Prove that the complement of a closed set is open

[Mr Davis 97]

Homework Statement

Suppose that S is a closed set. We claim that S^c is open. Take any p ∈ S^c. If
there fails to exist an r > 0 such that
d(p, q) < r ⇒ q ∈ S^c
then for each r = 1/n with n = 1, 2, . . . there exists a point p_n ∈ S such that
d(p, pn) < 1/n. This sequence in S converges to p ∈ S^c, contrary to closedness of S.
Therefore there actually does exist an r > 0 such that
d(p, q) < r ⇒ q ∈ S^c
which proves that S^c is an open set.

Homework Equations

The Attempt at a Solution

So my question here is not how to do the prove, because I have that proof right here. I am just confused about the proof. I understand that the argument in general is a proof by contradiction, by assuming that S^c is not open and deriving a contradiction. However, I am confused about the reasoning here:

If there fails to exist an r > 0 such that
d(p, q) < r ⇒ q ∈ S^c
then for each r = 1/n with n = 1, 2, . . . there exists a point p_n ∈ S such that
d(p, p_n) < 1/n. This sequence in S converges to p ∈ S^c.

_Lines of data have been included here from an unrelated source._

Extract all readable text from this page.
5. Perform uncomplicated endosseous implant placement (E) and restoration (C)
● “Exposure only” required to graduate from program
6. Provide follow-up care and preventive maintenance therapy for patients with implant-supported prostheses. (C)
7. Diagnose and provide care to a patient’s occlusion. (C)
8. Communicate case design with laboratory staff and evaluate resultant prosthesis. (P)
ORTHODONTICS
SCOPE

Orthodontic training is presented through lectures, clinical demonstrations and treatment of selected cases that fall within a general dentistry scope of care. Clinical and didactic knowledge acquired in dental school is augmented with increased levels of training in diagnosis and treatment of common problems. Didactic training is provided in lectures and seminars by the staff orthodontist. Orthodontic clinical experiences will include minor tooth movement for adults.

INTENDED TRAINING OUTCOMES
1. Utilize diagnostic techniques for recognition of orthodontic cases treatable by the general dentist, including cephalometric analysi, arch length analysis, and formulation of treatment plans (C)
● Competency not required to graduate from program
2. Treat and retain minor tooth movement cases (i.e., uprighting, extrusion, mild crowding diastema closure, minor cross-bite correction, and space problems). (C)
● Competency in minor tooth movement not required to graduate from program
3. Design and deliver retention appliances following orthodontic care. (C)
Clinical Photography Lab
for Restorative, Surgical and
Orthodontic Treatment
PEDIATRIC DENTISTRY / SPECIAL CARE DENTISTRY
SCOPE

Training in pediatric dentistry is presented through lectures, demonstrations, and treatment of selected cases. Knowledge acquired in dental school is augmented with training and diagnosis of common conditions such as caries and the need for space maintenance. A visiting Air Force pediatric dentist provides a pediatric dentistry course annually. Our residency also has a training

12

Can someone explain the logic here? Where does the 1/n comes from? Why does that sequence converge to p?

 

[Orodruin]

You take a point p in the complement where the condition for being an open set does not hold. You then show that there is a sequence in S that converges to that point in S^c, implying that S is not a closed set.

This question is significantly simpler using the general topological definition of a closed set: A closed set is the complement of an open set.